At temperatures near cone ten (2350 degrees F), soda ash becomes a vapor. The vaporized soda ash is deposited on any solid surface it comes into contact with, including ceramic pieces, kiln walls and kiln posts. This results in a unique pattern on each piece, but can have unexpected results. Load the kiln carefully to prevent pieces from uneven coatings. Vaporized soda ash may also react chemically with other glazes.
Soda ash is a deflocculant, a substance that reduces viscosity. When mixed with a glaze or when soda ash vapor comes into contact with another glaze, it creates a thinning effect.
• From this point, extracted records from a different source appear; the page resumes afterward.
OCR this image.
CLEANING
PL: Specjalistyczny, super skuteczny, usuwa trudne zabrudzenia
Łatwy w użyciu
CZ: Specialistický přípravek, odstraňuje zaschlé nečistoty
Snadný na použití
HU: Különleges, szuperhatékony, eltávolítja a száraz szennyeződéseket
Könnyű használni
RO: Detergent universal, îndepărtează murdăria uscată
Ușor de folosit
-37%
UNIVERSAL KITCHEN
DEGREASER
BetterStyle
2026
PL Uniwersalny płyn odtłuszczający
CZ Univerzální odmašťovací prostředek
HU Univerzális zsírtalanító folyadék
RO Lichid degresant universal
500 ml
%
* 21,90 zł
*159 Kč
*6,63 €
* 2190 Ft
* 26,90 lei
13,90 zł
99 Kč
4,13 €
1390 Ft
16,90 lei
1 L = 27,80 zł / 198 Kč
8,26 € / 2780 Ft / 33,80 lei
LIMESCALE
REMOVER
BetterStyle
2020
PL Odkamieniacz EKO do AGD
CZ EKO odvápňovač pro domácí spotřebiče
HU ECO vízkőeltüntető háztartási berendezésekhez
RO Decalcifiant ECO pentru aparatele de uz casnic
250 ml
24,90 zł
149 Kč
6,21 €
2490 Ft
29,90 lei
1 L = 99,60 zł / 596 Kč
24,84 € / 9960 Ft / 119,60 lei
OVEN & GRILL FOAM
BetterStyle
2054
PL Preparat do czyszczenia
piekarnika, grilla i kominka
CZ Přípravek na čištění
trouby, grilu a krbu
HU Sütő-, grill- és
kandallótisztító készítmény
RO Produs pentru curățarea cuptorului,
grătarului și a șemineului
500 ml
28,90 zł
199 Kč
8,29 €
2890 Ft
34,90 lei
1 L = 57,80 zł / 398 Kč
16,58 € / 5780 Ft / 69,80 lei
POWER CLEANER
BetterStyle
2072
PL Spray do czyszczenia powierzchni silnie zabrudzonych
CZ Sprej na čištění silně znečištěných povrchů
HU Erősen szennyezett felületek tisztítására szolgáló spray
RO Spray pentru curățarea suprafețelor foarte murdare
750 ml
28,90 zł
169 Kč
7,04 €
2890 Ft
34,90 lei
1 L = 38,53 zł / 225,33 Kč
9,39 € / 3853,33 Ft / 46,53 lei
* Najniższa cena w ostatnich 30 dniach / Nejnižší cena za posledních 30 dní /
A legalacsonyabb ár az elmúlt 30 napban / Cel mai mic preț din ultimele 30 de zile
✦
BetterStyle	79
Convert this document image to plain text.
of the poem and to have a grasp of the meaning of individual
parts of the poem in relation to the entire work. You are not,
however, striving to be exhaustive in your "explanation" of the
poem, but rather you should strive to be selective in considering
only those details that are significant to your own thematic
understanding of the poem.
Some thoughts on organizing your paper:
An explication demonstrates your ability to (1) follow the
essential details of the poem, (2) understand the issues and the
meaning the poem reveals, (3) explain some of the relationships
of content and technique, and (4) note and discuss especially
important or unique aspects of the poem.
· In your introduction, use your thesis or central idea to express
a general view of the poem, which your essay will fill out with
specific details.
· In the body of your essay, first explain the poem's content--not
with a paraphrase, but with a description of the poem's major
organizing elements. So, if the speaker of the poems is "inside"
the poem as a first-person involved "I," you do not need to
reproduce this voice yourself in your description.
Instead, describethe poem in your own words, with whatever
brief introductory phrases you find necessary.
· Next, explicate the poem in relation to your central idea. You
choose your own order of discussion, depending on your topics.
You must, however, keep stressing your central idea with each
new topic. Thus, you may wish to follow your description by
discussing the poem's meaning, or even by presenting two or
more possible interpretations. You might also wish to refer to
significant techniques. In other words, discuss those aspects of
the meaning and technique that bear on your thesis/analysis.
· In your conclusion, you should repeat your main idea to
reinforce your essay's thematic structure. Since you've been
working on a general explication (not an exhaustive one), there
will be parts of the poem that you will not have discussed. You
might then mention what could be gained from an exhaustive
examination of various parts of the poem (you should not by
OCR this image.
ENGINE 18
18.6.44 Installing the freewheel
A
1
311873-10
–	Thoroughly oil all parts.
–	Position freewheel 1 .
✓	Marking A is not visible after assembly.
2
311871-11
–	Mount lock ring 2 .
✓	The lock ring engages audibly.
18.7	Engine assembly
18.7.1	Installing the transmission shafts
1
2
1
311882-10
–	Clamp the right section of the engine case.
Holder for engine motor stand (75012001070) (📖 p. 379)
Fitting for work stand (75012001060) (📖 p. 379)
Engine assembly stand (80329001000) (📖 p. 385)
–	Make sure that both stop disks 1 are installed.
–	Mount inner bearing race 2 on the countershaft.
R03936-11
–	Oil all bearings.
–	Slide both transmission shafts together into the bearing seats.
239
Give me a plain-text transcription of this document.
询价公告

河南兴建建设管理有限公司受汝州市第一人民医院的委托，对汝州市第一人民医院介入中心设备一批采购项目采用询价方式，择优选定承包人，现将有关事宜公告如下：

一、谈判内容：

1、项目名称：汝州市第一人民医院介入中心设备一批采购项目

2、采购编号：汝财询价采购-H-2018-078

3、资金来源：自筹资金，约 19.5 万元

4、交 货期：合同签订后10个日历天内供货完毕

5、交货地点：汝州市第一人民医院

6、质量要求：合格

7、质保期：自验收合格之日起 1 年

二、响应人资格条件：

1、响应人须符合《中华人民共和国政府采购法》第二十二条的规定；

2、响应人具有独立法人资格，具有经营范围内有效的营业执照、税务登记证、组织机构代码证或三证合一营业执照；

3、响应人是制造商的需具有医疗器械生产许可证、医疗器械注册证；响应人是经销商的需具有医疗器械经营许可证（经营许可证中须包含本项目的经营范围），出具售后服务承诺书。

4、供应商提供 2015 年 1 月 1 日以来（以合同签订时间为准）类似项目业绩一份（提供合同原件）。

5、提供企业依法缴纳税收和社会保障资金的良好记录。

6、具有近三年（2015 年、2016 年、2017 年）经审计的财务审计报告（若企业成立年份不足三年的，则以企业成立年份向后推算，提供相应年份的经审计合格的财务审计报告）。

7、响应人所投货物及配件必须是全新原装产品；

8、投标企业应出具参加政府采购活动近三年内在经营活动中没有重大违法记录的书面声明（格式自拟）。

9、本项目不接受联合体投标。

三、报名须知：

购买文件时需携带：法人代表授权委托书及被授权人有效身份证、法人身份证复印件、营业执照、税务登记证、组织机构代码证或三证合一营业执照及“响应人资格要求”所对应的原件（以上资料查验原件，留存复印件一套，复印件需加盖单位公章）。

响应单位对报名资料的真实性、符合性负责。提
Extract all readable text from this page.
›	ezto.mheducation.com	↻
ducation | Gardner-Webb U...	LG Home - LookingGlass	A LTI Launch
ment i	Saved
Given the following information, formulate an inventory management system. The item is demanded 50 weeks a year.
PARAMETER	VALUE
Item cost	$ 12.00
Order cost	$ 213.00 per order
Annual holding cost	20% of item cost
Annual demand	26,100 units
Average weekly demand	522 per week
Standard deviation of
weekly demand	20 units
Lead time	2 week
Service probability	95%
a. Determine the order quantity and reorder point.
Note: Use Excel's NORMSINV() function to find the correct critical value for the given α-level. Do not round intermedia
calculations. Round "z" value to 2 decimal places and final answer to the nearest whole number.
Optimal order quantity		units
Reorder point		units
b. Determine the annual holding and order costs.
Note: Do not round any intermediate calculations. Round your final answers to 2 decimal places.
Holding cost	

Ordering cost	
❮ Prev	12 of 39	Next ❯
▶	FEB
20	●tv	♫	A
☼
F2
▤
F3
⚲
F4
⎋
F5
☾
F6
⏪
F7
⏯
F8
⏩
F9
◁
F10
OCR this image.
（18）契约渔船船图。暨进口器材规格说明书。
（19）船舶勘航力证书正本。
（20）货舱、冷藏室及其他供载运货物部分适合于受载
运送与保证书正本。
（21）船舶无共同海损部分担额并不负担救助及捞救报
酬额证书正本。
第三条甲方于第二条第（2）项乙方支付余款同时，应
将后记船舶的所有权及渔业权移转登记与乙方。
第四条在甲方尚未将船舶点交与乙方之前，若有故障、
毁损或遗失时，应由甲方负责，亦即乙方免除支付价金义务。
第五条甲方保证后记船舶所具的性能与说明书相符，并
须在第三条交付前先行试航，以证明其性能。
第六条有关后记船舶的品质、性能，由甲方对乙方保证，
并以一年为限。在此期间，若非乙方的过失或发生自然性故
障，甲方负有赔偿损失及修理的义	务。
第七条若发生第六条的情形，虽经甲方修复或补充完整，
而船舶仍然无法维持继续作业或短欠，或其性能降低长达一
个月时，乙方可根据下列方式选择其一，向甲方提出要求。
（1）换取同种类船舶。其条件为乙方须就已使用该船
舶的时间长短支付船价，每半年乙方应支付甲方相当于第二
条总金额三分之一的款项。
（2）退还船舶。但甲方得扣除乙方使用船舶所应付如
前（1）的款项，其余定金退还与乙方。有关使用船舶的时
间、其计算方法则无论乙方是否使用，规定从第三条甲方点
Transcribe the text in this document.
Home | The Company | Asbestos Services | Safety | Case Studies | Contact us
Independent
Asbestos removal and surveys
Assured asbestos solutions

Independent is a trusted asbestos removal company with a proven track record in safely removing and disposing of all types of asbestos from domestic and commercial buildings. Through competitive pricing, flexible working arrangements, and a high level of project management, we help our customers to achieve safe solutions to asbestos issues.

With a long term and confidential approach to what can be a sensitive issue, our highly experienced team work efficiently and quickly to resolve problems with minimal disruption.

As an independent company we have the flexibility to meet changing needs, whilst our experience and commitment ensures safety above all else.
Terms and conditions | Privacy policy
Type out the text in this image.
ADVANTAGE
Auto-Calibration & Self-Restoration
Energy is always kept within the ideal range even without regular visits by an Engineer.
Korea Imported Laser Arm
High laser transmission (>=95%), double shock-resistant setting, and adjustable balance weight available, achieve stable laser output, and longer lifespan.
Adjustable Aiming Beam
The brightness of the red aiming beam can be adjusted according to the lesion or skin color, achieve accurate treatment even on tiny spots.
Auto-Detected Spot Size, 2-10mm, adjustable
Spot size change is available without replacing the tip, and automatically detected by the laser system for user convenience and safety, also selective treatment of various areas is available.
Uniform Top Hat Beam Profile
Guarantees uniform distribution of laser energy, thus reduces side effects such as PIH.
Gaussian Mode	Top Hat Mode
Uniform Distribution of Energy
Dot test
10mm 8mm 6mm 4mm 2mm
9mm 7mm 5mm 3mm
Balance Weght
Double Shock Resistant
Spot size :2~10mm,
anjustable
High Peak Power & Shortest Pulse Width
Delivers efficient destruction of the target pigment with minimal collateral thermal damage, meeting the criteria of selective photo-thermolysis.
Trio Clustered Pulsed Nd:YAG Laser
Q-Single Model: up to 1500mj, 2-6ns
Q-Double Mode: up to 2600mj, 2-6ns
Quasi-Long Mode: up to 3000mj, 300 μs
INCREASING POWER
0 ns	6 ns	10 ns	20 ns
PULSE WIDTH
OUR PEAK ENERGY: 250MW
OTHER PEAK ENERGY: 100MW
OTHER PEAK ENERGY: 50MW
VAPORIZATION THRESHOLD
This can be used to produce beautiful "drippy" glaze patterns. It can also ruin a carefully painted glaze, by causing it to run down the side of a piece and onto the kiln floor. Soda ash can be used to keep slips from thickening, as well.
Like salt glazes, soda ash glazes are primarily transparent, but not completely. Soda vapors react with aluminum, iron and silica in clay and slips to create colors ranging from yellow and red to pink, blue and gray. This coloration can be controlled to some degree by deliberately adding materials to the kiln, but is primarily random. Colored areas may be smooth and glassy, or pebbled "orange peel" surfaces, depending on how the soda is deposited.